Global kinetic models for reduction and oxidation half-cycles of the NH3-SCR redox cycle: application for quantifying active Cu sites and aging of Cu-zeolite catalyst
Saurabh Joshi, Cummins Inc.
Global kinetic models for reduction and oxidation half-cycles of the NH3-SCR redox cycle: application for quantifying active Cu sites and aging of Cu- zeolite catalyst
Saurabh Y. Joshi, Rohil Daya, Rama Krishna Dadi, , W.P. Partridgeb, Ashok Kumar, Yadan Tang, Dylan Trandal, Krishna Kamasamudram, Michael Cunningham, Aleksey Yezerets
Corporate Research and Technology, Cummins Inc., 1900 McKinley Avenue, Columbus, IN 47201, U.S.A.

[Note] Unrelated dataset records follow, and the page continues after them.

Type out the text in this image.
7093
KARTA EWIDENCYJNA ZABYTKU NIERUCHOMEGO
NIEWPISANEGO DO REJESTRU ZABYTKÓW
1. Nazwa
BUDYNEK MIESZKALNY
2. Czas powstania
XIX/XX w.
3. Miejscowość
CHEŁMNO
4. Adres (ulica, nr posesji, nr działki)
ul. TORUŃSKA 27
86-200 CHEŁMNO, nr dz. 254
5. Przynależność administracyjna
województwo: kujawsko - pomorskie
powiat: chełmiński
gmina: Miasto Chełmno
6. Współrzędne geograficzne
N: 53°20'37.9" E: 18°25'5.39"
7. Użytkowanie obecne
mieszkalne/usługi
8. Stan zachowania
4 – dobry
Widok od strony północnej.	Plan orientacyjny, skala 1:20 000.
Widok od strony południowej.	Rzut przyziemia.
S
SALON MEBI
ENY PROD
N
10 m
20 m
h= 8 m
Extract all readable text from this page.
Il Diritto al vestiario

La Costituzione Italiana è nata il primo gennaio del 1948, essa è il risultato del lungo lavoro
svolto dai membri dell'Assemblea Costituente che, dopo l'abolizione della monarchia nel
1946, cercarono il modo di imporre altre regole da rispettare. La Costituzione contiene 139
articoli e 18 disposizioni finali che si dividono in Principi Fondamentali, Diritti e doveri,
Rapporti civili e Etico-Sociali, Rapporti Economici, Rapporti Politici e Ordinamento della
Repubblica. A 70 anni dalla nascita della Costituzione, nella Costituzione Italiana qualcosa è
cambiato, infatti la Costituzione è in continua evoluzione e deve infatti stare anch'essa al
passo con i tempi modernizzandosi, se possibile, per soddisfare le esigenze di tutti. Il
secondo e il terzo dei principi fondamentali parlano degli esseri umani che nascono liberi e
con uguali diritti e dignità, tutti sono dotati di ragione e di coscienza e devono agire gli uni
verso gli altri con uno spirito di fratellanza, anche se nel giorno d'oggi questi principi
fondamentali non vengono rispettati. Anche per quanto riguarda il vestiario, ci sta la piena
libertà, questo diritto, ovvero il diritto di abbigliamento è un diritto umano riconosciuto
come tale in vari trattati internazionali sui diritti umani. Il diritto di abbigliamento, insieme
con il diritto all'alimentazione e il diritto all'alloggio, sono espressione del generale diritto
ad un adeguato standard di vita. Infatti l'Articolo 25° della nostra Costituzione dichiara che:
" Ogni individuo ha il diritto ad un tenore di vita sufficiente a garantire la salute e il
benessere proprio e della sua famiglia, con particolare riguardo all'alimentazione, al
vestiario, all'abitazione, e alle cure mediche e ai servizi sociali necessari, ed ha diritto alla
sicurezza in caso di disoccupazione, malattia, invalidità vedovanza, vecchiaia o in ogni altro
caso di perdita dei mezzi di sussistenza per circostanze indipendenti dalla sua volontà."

Oak Ridge National Laboratoryb
Keywords: Diesel emission control, kinetic model, selective catalytic reduction of NOx, Ammonia SCR, DeNOx
We developed global kinetic models for the reduction and oxidation half-cycles of the NH3-SCR redox cycle over a state-of-the-art Cu-SSZ-13 catalyst. Experiments were performed to determine the kinetic parameters of each individual half cycle. The reduction half cycle (RHC) experiment involved switching NH3 to a feed consisting of NO, 7% H2O, 8% CO2 and N2. The lack of O2 in the feed prevented Cu reoxidation, resulting in maximum CuI concentration at steady state. The RHC was found to be second order in oxidized Cu (CuII) and first order in NH3 coverage and NO. The oxidation half cycle (OHC) was observed to be first order in reduced Cu (CuI), NO and NH3 coverage. The global SCR redox model could predict previously reported SCR onset conversion inflections (CI), characterized by fast conversion growth to an intermediate value greater than steady state conversion. CI occur because the rate of RHC gets significantly accelerated compared to OHC at higher temperature due to higher apparent activation energy. Further it was shown that the CI was found to be more distinct at higher temperatures and towards the catalyst front. The redox model was utilized to study the impact of aging on the kinetic parameters and number of active Cu sites in a state-of-the-art Cu-SSZ-13 catalyst.